XHGNK-FM
- Nuevo Laredo, Tamaulipas; Mexico;
- Broadcast area: Laredo–Nuevo Laredo
- Frequency: 96.7 MHz (HD Radio)
- Branding: La Lupe

Programming
- Format: Grupera classic hits

Ownership
- Owner: Multimedios Radio; (Multimedios Radio, S.A. de C.V.);
- Sister stations: XHNLO-FM; XHNAT-TDT;

History
- First air date: June 26, 1962 (concession) June 20, 2019 (FM)
- Former call signs: XEGNK-AM (1962–2020)
- Former frequencies: 1370 kHz (1962–2020)
- Call sign meaning: Original concessionaire Guillermo Núñez Keith

Technical information
- Licensing authority: CRT
- Class: A
- ERP: 3,000 watts
- HAAT: 52.4 m (172 ft)

Links
- Webcast: XHGNK-FM
- Website: www.multimedios.com/radio/programas/la-lupe-967-fm-nuevo-laredo

= XHGNK-FM =

Radio station in Nuevo Laredo, Tamaulipas

XHGNK-FM (96.7 MHz) is a radio station in Nuevo Laredo, Tamaulipas, Mexico.

==History==
XEGNK-AM 1370 received its concession on June 26, 1962. It was owned by Guillermo Nuñez Keith.

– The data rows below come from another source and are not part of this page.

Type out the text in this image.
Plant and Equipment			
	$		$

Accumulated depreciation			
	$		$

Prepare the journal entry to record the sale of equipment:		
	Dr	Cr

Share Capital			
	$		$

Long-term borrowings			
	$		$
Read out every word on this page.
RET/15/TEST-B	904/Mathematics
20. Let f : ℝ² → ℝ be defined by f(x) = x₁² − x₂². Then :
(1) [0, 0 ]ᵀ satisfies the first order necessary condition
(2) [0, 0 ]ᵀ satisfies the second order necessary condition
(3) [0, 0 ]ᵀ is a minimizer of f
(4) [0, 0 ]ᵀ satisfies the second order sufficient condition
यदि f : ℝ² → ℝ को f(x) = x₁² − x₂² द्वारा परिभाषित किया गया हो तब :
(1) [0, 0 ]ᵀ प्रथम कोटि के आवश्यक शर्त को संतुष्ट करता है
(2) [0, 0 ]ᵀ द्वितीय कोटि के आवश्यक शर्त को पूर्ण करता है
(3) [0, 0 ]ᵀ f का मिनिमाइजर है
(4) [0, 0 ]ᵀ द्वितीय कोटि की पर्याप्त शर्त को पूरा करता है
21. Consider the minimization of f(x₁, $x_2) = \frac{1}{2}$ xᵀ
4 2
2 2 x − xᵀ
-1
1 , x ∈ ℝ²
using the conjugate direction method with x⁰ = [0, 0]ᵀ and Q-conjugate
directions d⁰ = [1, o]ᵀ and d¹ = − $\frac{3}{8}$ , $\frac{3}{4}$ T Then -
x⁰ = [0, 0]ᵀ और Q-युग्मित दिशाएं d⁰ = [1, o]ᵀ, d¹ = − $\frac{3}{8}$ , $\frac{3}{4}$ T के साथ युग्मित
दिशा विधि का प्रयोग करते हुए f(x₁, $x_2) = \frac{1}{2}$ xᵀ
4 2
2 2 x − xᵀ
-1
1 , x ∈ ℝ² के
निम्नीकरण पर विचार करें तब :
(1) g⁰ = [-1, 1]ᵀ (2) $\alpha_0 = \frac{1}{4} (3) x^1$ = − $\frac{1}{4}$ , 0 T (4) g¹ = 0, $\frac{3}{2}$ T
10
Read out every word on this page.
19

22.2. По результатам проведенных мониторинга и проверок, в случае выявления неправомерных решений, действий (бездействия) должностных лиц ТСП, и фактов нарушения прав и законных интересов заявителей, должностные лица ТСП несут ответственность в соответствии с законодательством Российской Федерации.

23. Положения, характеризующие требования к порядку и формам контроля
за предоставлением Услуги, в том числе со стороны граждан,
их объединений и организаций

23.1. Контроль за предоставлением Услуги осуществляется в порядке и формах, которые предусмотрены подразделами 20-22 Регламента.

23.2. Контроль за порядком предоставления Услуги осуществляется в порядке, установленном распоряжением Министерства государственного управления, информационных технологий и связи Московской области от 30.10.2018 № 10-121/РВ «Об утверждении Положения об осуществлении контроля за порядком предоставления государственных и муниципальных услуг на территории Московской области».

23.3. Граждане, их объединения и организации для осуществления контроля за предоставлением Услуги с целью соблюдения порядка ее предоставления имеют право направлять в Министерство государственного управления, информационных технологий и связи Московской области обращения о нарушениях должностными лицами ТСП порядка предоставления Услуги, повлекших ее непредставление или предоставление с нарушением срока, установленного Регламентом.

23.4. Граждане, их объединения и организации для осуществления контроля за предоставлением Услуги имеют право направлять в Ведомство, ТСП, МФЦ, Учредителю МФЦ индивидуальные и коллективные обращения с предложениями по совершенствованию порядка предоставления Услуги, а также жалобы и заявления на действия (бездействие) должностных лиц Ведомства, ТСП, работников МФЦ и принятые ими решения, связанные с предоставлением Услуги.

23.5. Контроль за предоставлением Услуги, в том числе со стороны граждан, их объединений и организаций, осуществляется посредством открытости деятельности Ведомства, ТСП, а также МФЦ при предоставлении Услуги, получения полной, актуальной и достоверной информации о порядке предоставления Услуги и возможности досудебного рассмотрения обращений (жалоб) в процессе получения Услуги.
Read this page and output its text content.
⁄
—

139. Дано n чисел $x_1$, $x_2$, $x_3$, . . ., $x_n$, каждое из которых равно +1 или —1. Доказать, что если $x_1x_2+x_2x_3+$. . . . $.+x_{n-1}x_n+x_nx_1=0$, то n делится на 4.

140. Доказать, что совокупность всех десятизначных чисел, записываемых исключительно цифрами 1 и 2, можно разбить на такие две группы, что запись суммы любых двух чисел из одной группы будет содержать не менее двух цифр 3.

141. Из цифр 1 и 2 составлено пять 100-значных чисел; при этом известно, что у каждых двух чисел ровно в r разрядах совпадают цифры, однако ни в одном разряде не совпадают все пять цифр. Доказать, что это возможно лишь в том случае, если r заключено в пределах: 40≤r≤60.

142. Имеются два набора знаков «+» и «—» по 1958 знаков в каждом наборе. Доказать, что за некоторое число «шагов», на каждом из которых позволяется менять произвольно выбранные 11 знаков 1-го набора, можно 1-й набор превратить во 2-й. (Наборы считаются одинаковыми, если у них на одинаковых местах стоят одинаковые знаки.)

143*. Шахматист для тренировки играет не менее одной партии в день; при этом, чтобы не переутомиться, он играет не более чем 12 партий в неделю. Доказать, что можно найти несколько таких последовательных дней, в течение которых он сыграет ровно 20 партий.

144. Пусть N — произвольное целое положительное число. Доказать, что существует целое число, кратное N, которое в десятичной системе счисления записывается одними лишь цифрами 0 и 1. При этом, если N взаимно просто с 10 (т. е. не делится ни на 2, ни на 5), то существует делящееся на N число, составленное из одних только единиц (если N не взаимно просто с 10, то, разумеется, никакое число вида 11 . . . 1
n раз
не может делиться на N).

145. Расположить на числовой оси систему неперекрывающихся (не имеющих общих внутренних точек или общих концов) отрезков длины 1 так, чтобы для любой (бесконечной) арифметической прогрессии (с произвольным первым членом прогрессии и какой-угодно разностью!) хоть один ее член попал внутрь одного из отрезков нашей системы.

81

XEGNK-AM was selected for second-wave AM-FM migration in Nuevo Laredo and signed on XHGNK-FM, the last of five such new FM stations for the city, on June 20, 2019. On July 29, after simulcasting XEGNK-AM with no changes, the new station relaunched as La Lupe 96.7 with the Multimedios Radio format. The IFT approved the transfer of the XHGNK-FM concession from Grupo Radiorama to Multimedios on April 1, 2020. Two months later, on June 20, 2020, the AM was shut down for good.